Last year, Taiwan supplied 3.2 per cent of America’s steel imports, while mainland China supplied 2.9 per cent.
Chen said negotiation was the way to resolve the friction at a time of uncertainty in global trade relations.
He called the lack of channels for Taiwan-US discussions lamentable, saying they were needed to manage tensions. Keeping the lines of communication open allowed the US to update trade deals or understandings with South Korea and the European Union amid Trump’s tough trade action, he said.
“With Korea they have updated Korus [the United States-Korea Free Trade Agreement],” Chen said. “With the EU, Jean-Claude Juncker came to town [Washington] to agree to talk with the US administration … It’s evident that high-level economic dialogue is necessary.”
Walter Lohman, director of the Heritage Foundation’s Asian Studies Centre, echoed Chen’s view, saying Taiwan’s lack of a trade deal with the US was attributable “to the fact that they don’t have a regular dialogue”.
“The concern of Taiwan is not reaching the appropriate people or level in the administration,” he said.
Officials from each side at the deputy secretary level are to meet regularly under the goods and services trade pact the US signed with Taiwan in 1994 known as TIFA, for the Trade and Investment Framework Agreement.

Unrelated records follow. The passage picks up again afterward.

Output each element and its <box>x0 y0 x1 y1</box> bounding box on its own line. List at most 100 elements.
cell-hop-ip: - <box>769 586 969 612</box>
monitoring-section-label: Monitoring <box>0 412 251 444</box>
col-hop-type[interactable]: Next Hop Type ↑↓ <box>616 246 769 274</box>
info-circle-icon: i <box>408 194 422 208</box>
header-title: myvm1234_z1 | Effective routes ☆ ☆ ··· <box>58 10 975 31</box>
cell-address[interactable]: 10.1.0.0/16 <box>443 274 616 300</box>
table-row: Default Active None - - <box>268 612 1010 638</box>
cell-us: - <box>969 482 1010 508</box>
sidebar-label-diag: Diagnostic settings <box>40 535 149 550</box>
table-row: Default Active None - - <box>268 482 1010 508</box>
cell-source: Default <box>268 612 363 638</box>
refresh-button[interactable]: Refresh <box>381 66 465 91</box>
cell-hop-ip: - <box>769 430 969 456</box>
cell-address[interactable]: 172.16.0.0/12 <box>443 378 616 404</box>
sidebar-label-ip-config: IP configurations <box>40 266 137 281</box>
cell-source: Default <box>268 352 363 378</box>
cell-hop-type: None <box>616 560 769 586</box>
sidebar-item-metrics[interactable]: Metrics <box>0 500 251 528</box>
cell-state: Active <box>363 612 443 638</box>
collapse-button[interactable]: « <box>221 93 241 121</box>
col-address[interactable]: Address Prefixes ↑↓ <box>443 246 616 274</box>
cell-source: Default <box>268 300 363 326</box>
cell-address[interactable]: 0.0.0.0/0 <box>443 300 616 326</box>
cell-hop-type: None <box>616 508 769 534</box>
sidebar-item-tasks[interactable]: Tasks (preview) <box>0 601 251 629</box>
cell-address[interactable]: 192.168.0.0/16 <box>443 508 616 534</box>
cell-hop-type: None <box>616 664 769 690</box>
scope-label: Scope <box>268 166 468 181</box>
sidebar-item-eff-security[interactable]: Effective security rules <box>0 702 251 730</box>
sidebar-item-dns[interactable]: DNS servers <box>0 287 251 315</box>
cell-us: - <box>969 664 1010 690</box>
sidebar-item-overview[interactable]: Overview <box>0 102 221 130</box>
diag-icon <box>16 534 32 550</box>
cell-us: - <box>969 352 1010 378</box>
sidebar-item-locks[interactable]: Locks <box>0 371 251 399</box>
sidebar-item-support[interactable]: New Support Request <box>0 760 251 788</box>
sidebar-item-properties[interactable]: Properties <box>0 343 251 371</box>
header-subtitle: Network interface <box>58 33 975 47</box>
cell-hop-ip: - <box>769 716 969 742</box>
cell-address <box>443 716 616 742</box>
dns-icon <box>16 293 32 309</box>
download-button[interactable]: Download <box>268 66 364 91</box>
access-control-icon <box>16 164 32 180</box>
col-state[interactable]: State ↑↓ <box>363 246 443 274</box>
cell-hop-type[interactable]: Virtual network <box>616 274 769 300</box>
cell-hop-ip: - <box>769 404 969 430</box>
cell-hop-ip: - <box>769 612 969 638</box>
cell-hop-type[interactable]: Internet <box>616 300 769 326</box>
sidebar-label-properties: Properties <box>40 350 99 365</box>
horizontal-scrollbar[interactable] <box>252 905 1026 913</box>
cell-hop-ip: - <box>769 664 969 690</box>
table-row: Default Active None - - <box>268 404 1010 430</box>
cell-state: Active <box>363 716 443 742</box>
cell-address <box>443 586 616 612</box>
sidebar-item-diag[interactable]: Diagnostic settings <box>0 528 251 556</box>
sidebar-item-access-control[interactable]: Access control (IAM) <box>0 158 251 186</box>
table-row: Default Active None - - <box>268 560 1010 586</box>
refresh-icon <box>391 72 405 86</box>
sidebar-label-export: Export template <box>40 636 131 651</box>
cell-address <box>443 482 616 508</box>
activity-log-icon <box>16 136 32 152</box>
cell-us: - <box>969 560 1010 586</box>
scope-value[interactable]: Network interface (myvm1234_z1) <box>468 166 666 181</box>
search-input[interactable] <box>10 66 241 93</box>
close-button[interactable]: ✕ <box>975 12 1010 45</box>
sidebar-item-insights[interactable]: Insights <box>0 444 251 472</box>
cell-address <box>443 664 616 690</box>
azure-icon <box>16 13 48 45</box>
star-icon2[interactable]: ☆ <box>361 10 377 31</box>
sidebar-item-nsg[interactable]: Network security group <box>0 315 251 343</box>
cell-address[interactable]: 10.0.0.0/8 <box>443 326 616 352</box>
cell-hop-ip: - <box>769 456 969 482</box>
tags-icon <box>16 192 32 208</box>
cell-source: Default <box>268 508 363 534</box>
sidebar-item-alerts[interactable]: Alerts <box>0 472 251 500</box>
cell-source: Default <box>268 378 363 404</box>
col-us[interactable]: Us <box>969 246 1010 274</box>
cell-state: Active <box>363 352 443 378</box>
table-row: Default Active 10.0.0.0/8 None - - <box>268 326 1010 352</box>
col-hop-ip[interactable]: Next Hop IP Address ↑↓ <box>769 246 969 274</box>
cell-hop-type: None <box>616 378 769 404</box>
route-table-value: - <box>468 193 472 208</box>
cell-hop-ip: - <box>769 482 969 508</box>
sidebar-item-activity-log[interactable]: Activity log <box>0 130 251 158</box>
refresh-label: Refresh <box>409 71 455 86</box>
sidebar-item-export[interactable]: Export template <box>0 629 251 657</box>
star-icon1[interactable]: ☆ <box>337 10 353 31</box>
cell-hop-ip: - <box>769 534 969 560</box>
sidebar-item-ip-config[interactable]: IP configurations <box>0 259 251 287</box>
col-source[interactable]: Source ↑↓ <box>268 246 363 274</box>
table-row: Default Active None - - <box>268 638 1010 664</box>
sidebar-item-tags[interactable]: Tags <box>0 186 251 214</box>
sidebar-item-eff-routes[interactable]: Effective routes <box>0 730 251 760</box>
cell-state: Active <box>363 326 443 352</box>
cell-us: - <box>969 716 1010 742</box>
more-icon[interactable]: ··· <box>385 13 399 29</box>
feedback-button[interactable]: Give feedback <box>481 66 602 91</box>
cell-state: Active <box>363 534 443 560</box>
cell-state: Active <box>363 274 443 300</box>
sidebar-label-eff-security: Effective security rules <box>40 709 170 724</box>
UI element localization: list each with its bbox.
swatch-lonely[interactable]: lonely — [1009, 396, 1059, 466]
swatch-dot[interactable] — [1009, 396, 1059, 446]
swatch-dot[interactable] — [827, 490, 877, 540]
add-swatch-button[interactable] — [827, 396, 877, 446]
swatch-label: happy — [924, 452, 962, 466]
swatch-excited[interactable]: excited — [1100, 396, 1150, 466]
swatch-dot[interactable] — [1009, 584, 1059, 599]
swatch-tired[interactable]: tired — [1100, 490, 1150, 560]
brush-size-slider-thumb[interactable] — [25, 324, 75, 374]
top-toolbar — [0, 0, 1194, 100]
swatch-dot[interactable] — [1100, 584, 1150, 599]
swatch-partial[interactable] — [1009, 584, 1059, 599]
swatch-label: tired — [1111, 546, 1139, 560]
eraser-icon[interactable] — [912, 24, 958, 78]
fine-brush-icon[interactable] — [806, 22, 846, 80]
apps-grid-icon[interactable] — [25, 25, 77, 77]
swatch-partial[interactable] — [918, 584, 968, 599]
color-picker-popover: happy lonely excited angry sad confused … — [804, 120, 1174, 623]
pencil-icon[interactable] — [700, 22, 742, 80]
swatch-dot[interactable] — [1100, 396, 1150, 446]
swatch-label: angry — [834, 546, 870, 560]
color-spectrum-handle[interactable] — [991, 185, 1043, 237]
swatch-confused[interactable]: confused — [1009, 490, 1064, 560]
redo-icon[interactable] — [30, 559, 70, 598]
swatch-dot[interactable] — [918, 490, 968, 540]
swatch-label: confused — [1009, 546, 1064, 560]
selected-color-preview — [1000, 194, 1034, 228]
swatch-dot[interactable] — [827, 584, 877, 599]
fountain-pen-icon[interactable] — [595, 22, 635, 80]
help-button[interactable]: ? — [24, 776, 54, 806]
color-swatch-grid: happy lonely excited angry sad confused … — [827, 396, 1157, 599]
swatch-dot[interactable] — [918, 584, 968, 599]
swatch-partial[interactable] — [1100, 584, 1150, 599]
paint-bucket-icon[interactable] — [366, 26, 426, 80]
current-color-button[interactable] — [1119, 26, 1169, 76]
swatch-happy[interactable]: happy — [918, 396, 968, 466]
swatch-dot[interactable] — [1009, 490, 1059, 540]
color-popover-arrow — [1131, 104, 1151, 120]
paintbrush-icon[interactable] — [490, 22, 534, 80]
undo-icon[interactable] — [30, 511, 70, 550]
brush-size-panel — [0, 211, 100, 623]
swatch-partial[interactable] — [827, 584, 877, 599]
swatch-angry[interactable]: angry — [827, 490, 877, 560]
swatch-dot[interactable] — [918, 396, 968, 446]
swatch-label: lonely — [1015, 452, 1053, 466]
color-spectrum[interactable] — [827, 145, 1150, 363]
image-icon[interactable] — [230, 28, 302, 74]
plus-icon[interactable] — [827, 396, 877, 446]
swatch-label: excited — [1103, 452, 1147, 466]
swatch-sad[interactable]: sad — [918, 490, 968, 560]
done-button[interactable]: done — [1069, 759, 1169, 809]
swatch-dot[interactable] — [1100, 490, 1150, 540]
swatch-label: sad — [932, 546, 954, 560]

Trade under the pact totalled an estimated US$88 billion in 2014.
No TIFA meeting has taken place since Trump took power. The last one was in October 2016.
TIFA, the only framework of economic dialogue for Taiwan and the US, was suspended last year because all three deputy representatives in the US Trade Representative’s office had not been confirmed by Congress. While those vacancies have been filled this year, Taiwanese officials have suggested that TIFA could still be brushed aside by more pressing issues for Washington, including the trade dispute with Beijing.
Taiwan’s lack of a voice in Trump’s tariff war stands out amid the significance the US administration has increasingly attached to the island, as Washington and Beijing become more confrontational on both strategic and geopolitical fronts.
US Vice-President Mike Pence made America’s stance clear in an October speech in which he said “America will always believe Taiwan’s embrace of democracy shows a better path for all the Chinese people”.
Pence’s remarks sufficiently emboldened Taiwanese President Tsai Ing-wen to cite the speech during an address marking the 107th anniversary of the Republic of China and to declare that Taipei could cope with Beijing’s challenges.
Taiwan could do that by seeking further support from the US, Japan, Europe and other like-minded countries, and by strengthening its strategic significance so that other nations could rally behind it, Tsai said.
In a rare high-profile show of support for Taiwan, the US government in September recalled its top diplomats from three Central American and Caribbean countries that had recently cut diplomatic ties with Taipei in favour of Beijing.
The Trump administration also has approved two arms sales to Taiwan in the past two years, after its predecessors had denied many of Taipei’s requests for new weapons systems and delayed decisions on others over the past 10 years.